Frequently Asked Questions

Does curl_cffi work with proxies? Yes. Set session.proxies or pass proxies={"https": "http://user:pass@host:port"} per request, exactly as with the standard requests library. TLS impersonation happens in the handshake and is completely independent of the proxy hop, so the two compose cleanly.

Which impersonate value should I use? Use the newest profile your installed version supports, such as chrome124 or chrome131, because anti-bot vendors increasingly distrust older browser fingerprints. Always pair the profile with a User-Agent naming the same browser build so the TLS and HTTP layers agree.

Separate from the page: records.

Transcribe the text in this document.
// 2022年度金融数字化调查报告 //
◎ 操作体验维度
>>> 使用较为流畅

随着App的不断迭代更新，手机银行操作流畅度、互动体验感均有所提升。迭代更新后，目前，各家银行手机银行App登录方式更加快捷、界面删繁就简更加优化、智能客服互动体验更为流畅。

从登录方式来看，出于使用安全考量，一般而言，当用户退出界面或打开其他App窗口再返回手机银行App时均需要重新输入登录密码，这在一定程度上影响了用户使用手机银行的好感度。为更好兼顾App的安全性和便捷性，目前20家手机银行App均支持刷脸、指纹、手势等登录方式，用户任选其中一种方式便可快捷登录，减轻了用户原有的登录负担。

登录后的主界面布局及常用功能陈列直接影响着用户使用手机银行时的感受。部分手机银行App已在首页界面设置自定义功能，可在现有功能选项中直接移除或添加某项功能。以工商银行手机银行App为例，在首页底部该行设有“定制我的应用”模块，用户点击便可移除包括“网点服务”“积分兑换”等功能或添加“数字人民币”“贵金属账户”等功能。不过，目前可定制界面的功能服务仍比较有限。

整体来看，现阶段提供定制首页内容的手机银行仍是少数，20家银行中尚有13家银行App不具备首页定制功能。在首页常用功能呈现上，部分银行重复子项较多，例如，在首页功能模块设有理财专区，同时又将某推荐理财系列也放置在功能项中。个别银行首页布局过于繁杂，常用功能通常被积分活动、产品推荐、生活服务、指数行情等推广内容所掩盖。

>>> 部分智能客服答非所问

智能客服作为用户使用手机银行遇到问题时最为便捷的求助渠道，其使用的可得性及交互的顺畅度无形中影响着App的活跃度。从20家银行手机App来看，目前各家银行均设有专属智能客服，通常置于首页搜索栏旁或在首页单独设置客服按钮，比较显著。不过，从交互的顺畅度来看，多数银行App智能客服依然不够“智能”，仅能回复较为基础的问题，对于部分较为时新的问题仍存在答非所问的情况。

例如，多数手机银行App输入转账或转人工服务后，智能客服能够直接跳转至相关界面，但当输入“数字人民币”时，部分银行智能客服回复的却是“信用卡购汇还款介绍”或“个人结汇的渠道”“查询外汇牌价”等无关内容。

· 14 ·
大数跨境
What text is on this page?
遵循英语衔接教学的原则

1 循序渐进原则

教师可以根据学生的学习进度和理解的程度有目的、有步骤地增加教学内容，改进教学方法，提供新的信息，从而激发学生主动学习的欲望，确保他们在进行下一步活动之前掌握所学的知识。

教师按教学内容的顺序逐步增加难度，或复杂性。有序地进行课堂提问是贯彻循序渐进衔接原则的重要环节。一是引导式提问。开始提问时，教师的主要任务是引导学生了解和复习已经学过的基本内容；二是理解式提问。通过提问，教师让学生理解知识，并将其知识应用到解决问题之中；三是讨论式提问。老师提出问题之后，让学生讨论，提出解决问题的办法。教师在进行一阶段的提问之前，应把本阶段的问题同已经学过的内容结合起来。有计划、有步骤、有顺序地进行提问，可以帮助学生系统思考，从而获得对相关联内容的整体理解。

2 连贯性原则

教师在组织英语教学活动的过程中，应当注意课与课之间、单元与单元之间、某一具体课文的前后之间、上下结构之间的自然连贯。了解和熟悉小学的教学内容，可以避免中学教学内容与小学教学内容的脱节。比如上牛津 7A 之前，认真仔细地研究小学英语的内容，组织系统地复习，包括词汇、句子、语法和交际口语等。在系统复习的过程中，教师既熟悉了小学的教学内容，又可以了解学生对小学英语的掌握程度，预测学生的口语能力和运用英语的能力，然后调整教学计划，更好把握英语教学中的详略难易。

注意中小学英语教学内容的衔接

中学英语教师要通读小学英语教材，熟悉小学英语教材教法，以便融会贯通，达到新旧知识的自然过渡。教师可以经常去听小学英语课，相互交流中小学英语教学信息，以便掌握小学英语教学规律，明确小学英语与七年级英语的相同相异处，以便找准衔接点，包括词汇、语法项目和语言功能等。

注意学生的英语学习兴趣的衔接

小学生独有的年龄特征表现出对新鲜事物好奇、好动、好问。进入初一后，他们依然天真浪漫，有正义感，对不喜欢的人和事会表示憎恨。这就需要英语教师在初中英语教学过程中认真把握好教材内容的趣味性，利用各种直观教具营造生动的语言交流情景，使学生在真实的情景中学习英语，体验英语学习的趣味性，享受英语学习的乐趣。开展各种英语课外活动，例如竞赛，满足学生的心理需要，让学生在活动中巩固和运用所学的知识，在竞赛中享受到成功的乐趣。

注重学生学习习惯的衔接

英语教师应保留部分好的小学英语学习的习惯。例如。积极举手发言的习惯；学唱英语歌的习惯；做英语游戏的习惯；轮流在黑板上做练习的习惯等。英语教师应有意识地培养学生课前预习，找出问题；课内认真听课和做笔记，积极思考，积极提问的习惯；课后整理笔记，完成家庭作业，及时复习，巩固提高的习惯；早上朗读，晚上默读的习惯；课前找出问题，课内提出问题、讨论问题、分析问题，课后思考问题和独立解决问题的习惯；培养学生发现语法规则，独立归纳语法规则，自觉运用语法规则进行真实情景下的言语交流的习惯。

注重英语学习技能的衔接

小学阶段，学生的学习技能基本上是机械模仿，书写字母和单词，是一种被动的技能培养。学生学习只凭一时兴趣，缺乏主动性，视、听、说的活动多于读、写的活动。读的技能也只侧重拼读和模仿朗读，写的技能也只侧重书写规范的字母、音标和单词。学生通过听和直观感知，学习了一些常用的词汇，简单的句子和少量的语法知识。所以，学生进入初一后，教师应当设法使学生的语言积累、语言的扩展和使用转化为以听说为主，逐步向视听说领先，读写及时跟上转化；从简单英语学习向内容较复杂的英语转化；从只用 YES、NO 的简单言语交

Is curl_cffi faster than a headless browser? Considerably. There is no browser process, DOM, or JavaScript engine — only a TLS handshake and an HTTP request — so it uses a fraction of the memory and CPU and scales to far higher concurrency, especially through the AsyncSession.

Can I use the same code I wrote for requests? Mostly. The API is intentionally requests-compatible, so changing the import and adding the impersonate argument covers the common cases. Session objects, proxies, cookies, and raise_for_status() behave as you expect.